Why not be honest about it and play in the plus-size league that your “talent” places you in? Put Orca-woman with a realistic guy like say Dr. Phil or Horatio Sanz’s dad? I don’t even find the jokes in the trailer funny – it’s like a worse Bridget Jones, or a better Pride and Prejudice. I laughed once while watching it, but it was because I was thinking about something that happened last night – hilarious. “You’re so ugly, your mamma got morning sickness after you was born.” Please oh holy God don’t ever use that. If you do, you deserve to have a stapler shoved in your butt.

If you’re fat – try getting your stomach stapled. Or here’s a novel thought, try running or walking, and not to Pretzel Time and Sbarro. Sure, Hollywood is ridiculous – but celebrity stars, to me, are meant to be superhuman and creepily "in shape." I don’t want to watch a lady who eats all the thin mints at her desk and then goes into the women’s restroom for three hours to take a catastrophic dump – I want to watch ridiculously good-looking people do crazy shit.

“Jasmine Biltmore refuses to stuff her super-sized dreams into a minus-sized world.” If there were an honest voiceover for this movie, it would be something like this: “This fat chick wants to change her life, but instead of working out and trying to help herself, she’s gonna do the idiotic thing and think that someone else, this weird jacked African guy, will solve all her problems with his massive-anaconda cock and vague history.

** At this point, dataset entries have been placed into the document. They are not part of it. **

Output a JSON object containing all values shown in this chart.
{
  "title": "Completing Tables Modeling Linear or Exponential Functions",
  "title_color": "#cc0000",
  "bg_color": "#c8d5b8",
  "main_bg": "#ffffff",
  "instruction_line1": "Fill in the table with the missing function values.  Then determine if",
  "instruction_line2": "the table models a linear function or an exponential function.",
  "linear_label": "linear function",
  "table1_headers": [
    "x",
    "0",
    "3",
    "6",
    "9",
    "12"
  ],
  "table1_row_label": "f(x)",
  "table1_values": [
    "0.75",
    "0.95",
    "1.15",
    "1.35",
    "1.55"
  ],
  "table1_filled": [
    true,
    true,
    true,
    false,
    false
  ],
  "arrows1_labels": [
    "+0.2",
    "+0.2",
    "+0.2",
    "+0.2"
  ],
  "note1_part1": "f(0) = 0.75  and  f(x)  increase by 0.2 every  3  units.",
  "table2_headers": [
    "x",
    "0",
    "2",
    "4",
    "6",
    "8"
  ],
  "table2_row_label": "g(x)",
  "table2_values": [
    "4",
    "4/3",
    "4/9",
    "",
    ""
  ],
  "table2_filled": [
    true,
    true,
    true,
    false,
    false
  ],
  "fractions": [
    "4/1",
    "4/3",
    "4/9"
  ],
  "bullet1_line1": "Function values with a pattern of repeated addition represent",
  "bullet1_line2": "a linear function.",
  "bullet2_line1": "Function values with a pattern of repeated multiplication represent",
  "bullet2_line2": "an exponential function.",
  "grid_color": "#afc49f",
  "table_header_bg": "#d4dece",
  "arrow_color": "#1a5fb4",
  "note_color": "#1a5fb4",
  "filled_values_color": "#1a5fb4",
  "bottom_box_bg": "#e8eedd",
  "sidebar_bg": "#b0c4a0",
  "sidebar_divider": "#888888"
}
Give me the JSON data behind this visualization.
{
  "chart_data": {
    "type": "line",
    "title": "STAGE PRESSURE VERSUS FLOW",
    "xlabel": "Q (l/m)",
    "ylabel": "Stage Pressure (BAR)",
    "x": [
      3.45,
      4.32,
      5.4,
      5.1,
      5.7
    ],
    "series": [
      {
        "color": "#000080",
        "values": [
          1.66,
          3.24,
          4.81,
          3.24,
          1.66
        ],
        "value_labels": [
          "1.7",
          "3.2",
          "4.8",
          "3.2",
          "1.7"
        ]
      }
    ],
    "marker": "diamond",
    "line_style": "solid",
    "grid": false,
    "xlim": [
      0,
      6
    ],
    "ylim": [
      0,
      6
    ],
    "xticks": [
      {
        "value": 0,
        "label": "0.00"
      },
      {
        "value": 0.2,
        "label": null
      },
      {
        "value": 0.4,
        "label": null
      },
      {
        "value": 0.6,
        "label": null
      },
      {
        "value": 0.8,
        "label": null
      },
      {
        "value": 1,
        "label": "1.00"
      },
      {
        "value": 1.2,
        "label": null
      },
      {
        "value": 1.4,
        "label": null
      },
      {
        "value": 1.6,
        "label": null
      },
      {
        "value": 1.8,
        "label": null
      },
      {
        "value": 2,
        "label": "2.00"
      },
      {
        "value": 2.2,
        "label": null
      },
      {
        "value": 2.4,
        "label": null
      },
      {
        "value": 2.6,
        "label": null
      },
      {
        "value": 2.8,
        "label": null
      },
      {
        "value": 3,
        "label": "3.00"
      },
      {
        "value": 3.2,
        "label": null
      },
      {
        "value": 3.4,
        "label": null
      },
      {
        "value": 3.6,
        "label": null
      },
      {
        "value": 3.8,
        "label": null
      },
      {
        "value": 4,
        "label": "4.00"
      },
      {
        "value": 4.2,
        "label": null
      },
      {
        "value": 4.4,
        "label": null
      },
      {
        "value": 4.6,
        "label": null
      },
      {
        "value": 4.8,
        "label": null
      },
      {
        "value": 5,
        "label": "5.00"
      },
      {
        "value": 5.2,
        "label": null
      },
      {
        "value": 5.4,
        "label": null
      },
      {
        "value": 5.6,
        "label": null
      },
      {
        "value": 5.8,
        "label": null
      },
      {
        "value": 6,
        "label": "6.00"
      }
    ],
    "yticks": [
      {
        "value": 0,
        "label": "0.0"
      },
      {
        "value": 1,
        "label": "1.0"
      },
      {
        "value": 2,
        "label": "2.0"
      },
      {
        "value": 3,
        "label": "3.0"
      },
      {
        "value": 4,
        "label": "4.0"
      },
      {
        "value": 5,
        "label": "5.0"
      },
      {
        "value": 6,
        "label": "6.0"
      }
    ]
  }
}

We’ll all probably learn something we already knew.”

The only thing that could redeem this trailer for me is if they showed Eric Roberts in his best role ever, Best of the Best, kicking the crap out of an evil Korean. He had a dislocated shoulder and won for the U.S. Team, that’s amazing stuff, people. Amazing stuff.

2 comments:

MertMengelmier said...

Thanks Ben, my hero - my man hero, for the help. Matty

Accidentally Disastrous said...

You wish it was ben...
That boy is sleepin off his saki!
It was me!!!!!!!
I will show you what to do with a pictures when i see you on saturday. boo-yah!